Situé dans la région de Matam, Sinthiou Bamambé, à 800 kms de Dakar, est une bourgade de dix mille âmes. Comme dans beaucoup d’autres localités du Fouta, les impacts de l’émigration sont partout présents : des chefs de famille absents en masse pour cause d’exil économique en Europe et en Afrique Centrale, une jeunesse masculine en proportion réduite parce que partie vendre ses forces ailleurs, beaucoup d’anciens émigrés revenus au bercail et touchant des pensions de retraite françaises dorées, comparées au pouvoir d’achat local. Ce dernier aspect explique certainement le faste qui caractérise parfois certaines cérémonies familiales.
Un mariage, 12 bœufs, 2 tonnes de riz et beaucoup de salive. Un émigré en France a tenu à célébrer le mariage de son fils né dans l’Hexagone, dans son village d’origine, à Sinthiou Bamambé. Une fête peu ordinaire.
La clameur de la cérémonie apparemment hors du commun serait parvenue jusqu’à Matam, pourtant situé à une cinquantaine de kilomètres ? “ Puisque vous voulez creuser ce qui se passe dans la région, allez à Sinthiou Bamambé, il s’y est passé un mariage dont tout le monde parle encore ”. Laye Babédi, un Matamois très au fait des potins de la ville comme des localités environnantes, nous avait en effet mis la puce à l’oreille. Cette union entre deux jeunes personnes à Sinthiou Bamambé, dont le fumet du buffet n’est pas comme les autres, a apparemment marqué les esprits.
Dans cette bourgade de dix mille âmes, point de difficultés pour dénicher la maison des Tallacornabé . Ainsi désigne-t-on ici le clan des Talla (en pulaar). Il s’agit du nom porté par une grande famille du Damga qui a fourni au Fouta une lignée d’Almamy.

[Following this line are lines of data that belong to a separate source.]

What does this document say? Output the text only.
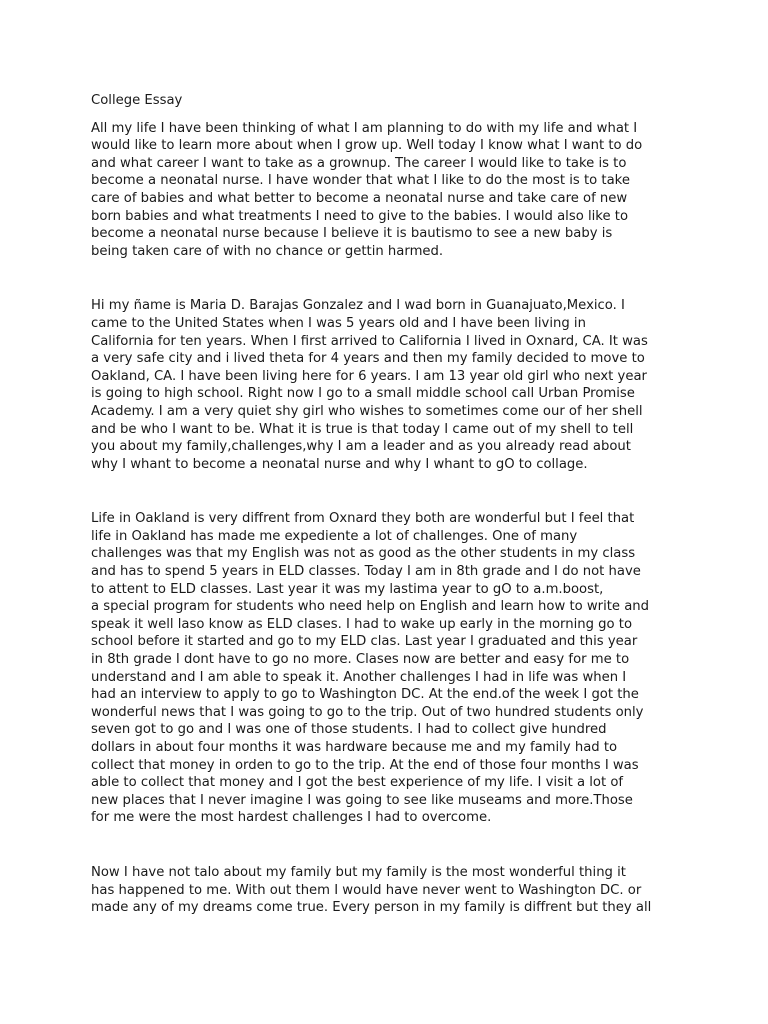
College Essay

All my life I have been thinking of what I am planning to do with my life and what I
would like to learn more about when I grow up. Well today I know what I want to do
and what career I want to take as a grownup. The career I would like to take is to
become a neonatal nurse. I have wonder that what I like to do the most is to take
care of babies and what better to become a neonatal nurse and take care of new
born babies and what treatments I need to give to the babies. I would also like to
become a neonatal nurse because I believe it is bautismo to see a new baby is
being taken care of with no chance or gettin harmed.

Hi my ñame is Maria D. Barajas Gonzalez and I wad born in Guanajuato,Mexico. I
came to the United States when I was 5 years old and I have been living in
California for ten years. When I first arrived to California I lived in Oxnard, CA. It was
a very safe city and i lived theta for 4 years and then my family decided to move to
Oakland, CA. I have been living here for 6 years. I am 13 year old girl who next year
is going to high school. Right now I go to a small middle school call Urban Promise
Academy. I am a very quiet shy girl who wishes to sometimes come our of her shell
and be who I want to be. What it is true is that today I came out of my shell to tell
you about my family,challenges,why I am a leader and as you already read about
why I whant to become a neonatal nurse and why I whant to gO to collage.

Life in Oakland is very diffrent from Oxnard they both are wonderful but I feel that
life in Oakland has made me expediente a lot of challenges. One of many
challenges was that my English was not as good as the other students in my class
and has to spend 5 years in ELD classes. Today I am in 8th grade and I do not have
to attent to ELD classes. Last year it was my lastima year to gO to a.m.boost,
a special program for students who need help on English and learn how to write and
speak it well laso know as ELD clases. I had to wake up early in the morning go to
school before it started and go to my ELD clas. Last year I graduated and this year
in 8th grade I dont have to go no more. Clases now are better and easy for me to
understand and I am able to speak it. Another challenges I had in life was when I
had an interview to apply to go to Washington DC. At the end.of the week I got the
wonderful news that I was going to go to the trip. Out of two hundred students only
seven got to go and I was one of those students. I had to collect give hundred
dollars in about four months it was hardware because me and my family had to
collect that money in orden to go to the trip. At the end of those four months I was
able to collect that money and I got the best experience of my life. I visit a lot of
new places that I never imagine I was going to see like museams and more.Those
for me were the most hardest challenges I had to overcome.

Now I have not talo about my family but my family is the most wonderful thing it
has happened to me. With out them I would have never went to Washington DC. or
made any of my dreams come true. Every person in my family is diffrent but they all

Au croisement de quelques ruelles sinueuses situées au détour de la route nationale, se trouve la demeure où l’événement a eu lieu. Une semaine après le grand festin qui y eut lieu, l’endroit est calme. A gauche de l’entrée, un jeune thierno (marabout), allure d’ascète et calme de moine, encadre ses talibés.

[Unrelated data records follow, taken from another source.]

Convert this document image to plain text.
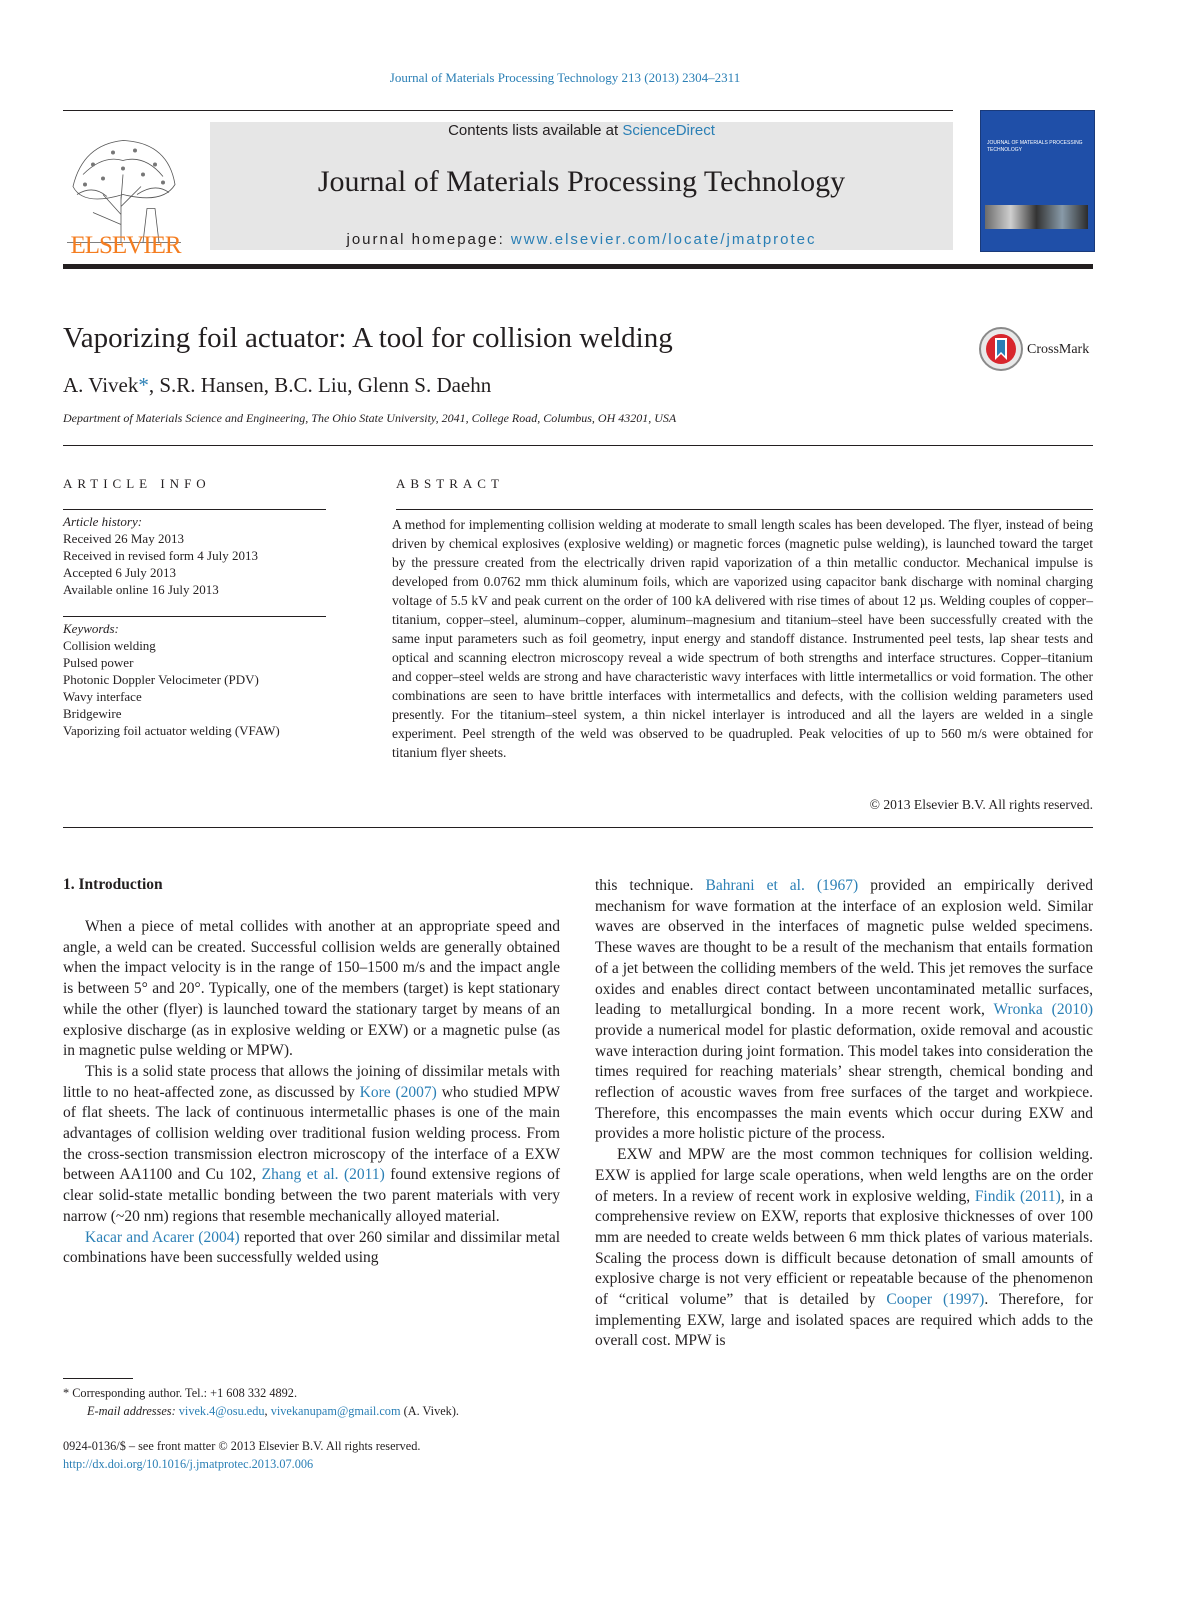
Journal of Materials Processing Technology 213 (2013) 2304–2311
ELSEVIER
Contents lists available at ScienceDirect
Journal of Materials Processing Technology
journal homepage: www.elsevier.com/locate/jmatprotec
JOURNAL OF MATERIALS PROCESSING TECHNOLOGY
Vaporizing foil actuator: A tool for collision welding	CrossMark
A. Vivek*, S.R. Hansen, B.C. Liu, Glenn S. Daehn
Department of Materials Science and Engineering, The Ohio State University, 2041, College Road, Columbus, OH 43201, USA
ARTICLE INFO	ABSTRACT
Article history:
Received 26 May 2013
Received in revised form 4 July 2013
Accepted 6 July 2013
Available online 16 July 2013
Keywords:
Collision welding
Pulsed power
Photonic Doppler Velocimeter (PDV)
Wavy interface
Bridgewire
Vaporizing foil actuator welding (VFAW)
A method for implementing collision welding at moderate to small length scales has been developed. The flyer, instead of being driven by chemical explosives (explosive welding) or magnetic forces (magnetic pulse welding), is launched toward the target by the pressure created from the electrically driven rapid vaporization of a thin metallic conductor. Mechanical impulse is developed from 0.0762 mm thick aluminum foils, which are vaporized using capacitor bank discharge with nominal charging voltage of 5.5 kV and peak current on the order of 100 kA delivered with rise times of about 12 µs. Welding couples of copper–titanium, copper–steel, aluminum–copper, aluminum–magnesium and titanium–steel have been successfully created with the same input parameters such as foil geometry, input energy and standoff distance. Instrumented peel tests, lap shear tests and optical and scanning electron microscopy reveal a wide spectrum of both strengths and interface structures. Copper–titanium and copper–steel welds are strong and have characteristic wavy interfaces with little intermetallics or void formation. The other combinations are seen to have brittle interfaces with intermetallics and defects, with the collision welding parameters used presently. For the titanium–steel system, a thin nickel interlayer is introduced and all the layers are welded in a single experiment. Peel strength of the weld was observed to be quadrupled. Peak velocities of up to 560 m/s were obtained for titanium flyer sheets.
© 2013 Elsevier B.V. All rights reserved.
1. Introduction

When a piece of metal collides with another at an appropriate speed and angle, a weld can be created. Successful collision welds are generally obtained when the impact velocity is in the range of 150–1500 m/s and the impact angle is between 5° and 20°. Typically, one of the members (target) is kept stationary while the other (flyer) is launched toward the stationary target by means of an explosive discharge (as in explosive welding or EXW) or a magnetic pulse (as in magnetic pulse welding or MPW).

This is a solid state process that allows the joining of dissimilar metals with little to no heat-affected zone, as discussed by Kore (2007) who studied MPW of flat sheets. The lack of continuous intermetallic phases is one of the main advantages of collision welding over traditional fusion welding process. From the cross-section transmission electron microscopy of the interface of a EXW between AA1100 and Cu 102, Zhang et al. (2011) found extensive regions of clear solid-state metallic bonding between the two parent materials with very narrow (~20 nm) regions that resemble mechanically alloyed material.

Kacar and Acarer (2004) reported that over 260 similar and dissimilar metal combinations have been successfully welded using

this technique. Bahrani et al. (1967) provided an empirically derived mechanism for wave formation at the interface of an explosion weld. Similar waves are observed in the interfaces of magnetic pulse welded specimens. These waves are thought to be a result of the mechanism that entails formation of a jet between the colliding members of the weld. This jet removes the surface oxides and enables direct contact between uncontaminated metallic surfaces, leading to metallurgical bonding. In a more recent work, Wronka (2010) provide a numerical model for plastic deformation, oxide removal and acoustic wave interaction during joint formation. This model takes into consideration the times required for reaching materials’ shear strength, chemical bonding and reflection of acoustic waves from free surfaces of the target and workpiece. Therefore, this encompasses the main events which occur during EXW and provides a more holistic picture of the process.

EXW and MPW are the most common techniques for collision welding. EXW is applied for large scale operations, when weld lengths are on the order of meters. In a review of recent work in explosive welding, Findik (2011), in a comprehensive review on EXW, reports that explosive thicknesses of over 100 mm are needed to create welds between 6 mm thick plates of various materials. Scaling the process down is difficult because detonation of small amounts of explosive charge is not very efficient or repeatable because of the phenomenon of “critical volume” that is detailed by Cooper (1997). Therefore, for implementing EXW, large and isolated spaces are required which adds to the overall cost. MPW is

* Corresponding author. Tel.: +1 608 332 4892.
E-mail addresses: vivek.4@osu.edu, vivekanupam@gmail.com (A. Vivek).
0924-0136/$ – see front matter © 2013 Elsevier B.V. All rights reserved.
http://dx.doi.org/10.1016/j.jmatprotec.2013.07.006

Assises à même le sol, quelques femmes s’attèlent à éplucher les légumes qui iront agrémenter le déjeuner. Ciré Talla, le mari de l’une d’elles est à l’accueil. Loin de rechigner à parler, c’est plutôt avec plaisir qu’il évoque cet évènement qui suscita “ beaucoup de joie dans le village ”. Lui est un cousin de Mamadou Talla, le marié qui vit en France. “ Il y a eu 12 bœufs, 20 moutons et chèvres, 2 tonnes de riz, 200 litres d’huile et deux charrettes de bois qui ont servi à la préparation des repas ”, se souvient-il. Vivant en France, le jeune marié a tenu à respecter fidèlement les instructions de son père, Amel. Emigré depuis 1972 dans l’Hexagone, Amel Talla habite Mantes-La-Jolie, dans la région parisienne. Il a la particularité, comme beaucoup de “ Foutanké ”, de tenir à son patelin et surtout aux traditions qui y ont cours comme à la prunelle de ses yeux, bien qu’étant aujourd’hui un citoyen français. “ Je me considère toujours comme un émigré et ma progéniture doit connaître ses origines ”. Un précepte qui en dit long sur ses motivations.

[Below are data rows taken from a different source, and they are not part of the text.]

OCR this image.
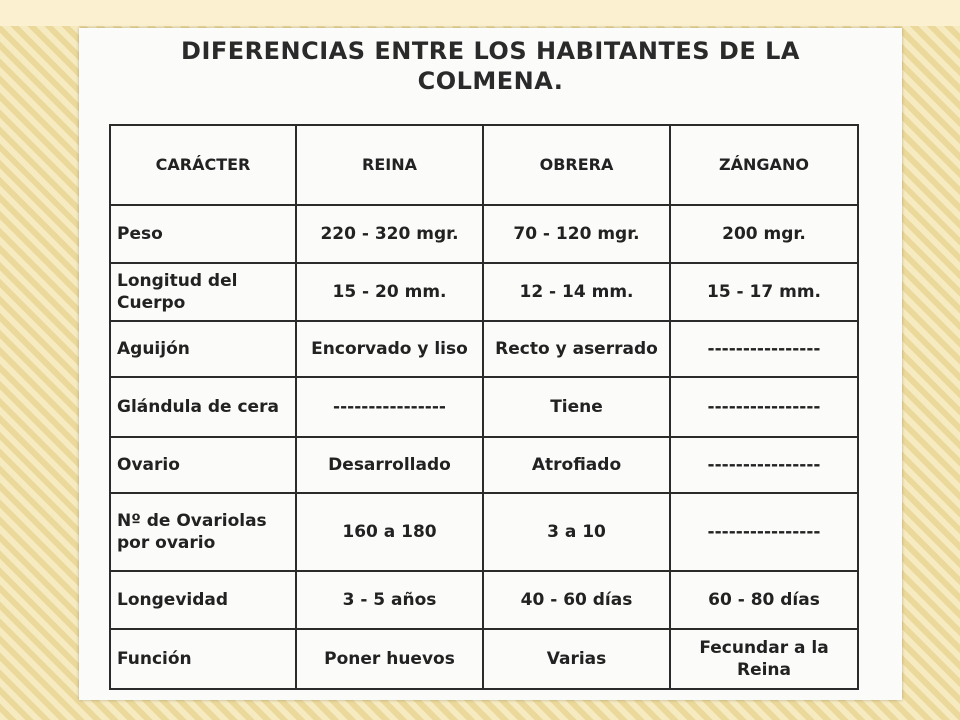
DIFERENCIAS ENTRE LOS HABITANTES DE LA
COLMENA.
CARÁCTER	REINA	OBRERA	ZÁNGANO
Peso	220 - 320 mgr.	70 - 120 mgr.	200 mgr.
Longitud del Cuerpo	15 - 20 mm.	12 - 14 mm.	15 - 17 mm.
Aguijón	Encorvado y liso	Recto y aserrado	----------------
Glándula de cera	----------------	Tiene	----------------
Ovario	Desarrollado	Atrofiado	----------------
Nº de Ovariolas por ovario	160 a 180	3 a 10	----------------
Longevidad	3 - 5 años	40 - 60 días	60 - 80 días
Función	Poner huevos	Varias	Fecundar a la Reina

A 62 ans, Amel est un préretraité coulant paisiblement ses jours entre Mantes-La-Jolie, Sinthiou Bamambé et, plus rarement, la capitale sénégalaise. Cet homme à l’allure fine et au parler posé n’a jamais oublié pourquoi un jour d’avril 1972, il avait osé l’aventure en France. S’il y a réussi, jamais il n’a oublié les siens demeurés au village. Ainsi donc, lorsque son fils de 29 ans décide de se marier, c’est à Dakar qu’il décide de tenir la cérémonie religieuse. Mais le village natal ne pouvait manquer d’avoir sa part de la cérémonie. Il eut même la plus grande part de la fête. Combien d’argent a été dépensé pour ce mariage ? Difficile à chiffrer. Ciré avance le chiffre de près de 5 millions de Fcfa dont une brique distribuée aux griots. Quant aux “ machubé ” , un bœuf leur a été offert. Les « Machubé » désignent les « esclaves de case » au Fouta. Dans cet environnement très conservateur, le système des castes garde toute sa vivacité. Loin d’être à ses yeux un simple exercice de “ en veux-tu, en voilà ? ”, Amel Talla justifie de telles largesses par le poids de la tradition.
AVATARS DE LA TRADITION
“ Les dons aux griots, c’est notre coutume. Mes parents l’avaient fait pour moi ”, se justifie-t-il. “ En réalité, nous avons dépensé peu d’argent. Il y a eu beaucoup de personnes qui ont chacune, à sa manière, contribué aux charges ”, avance-t-il en donnant l’exemple des bœufs. “ J’en ai acheté un seul sur les douze ; tous les autres ont été offerts par des amis et parents ”.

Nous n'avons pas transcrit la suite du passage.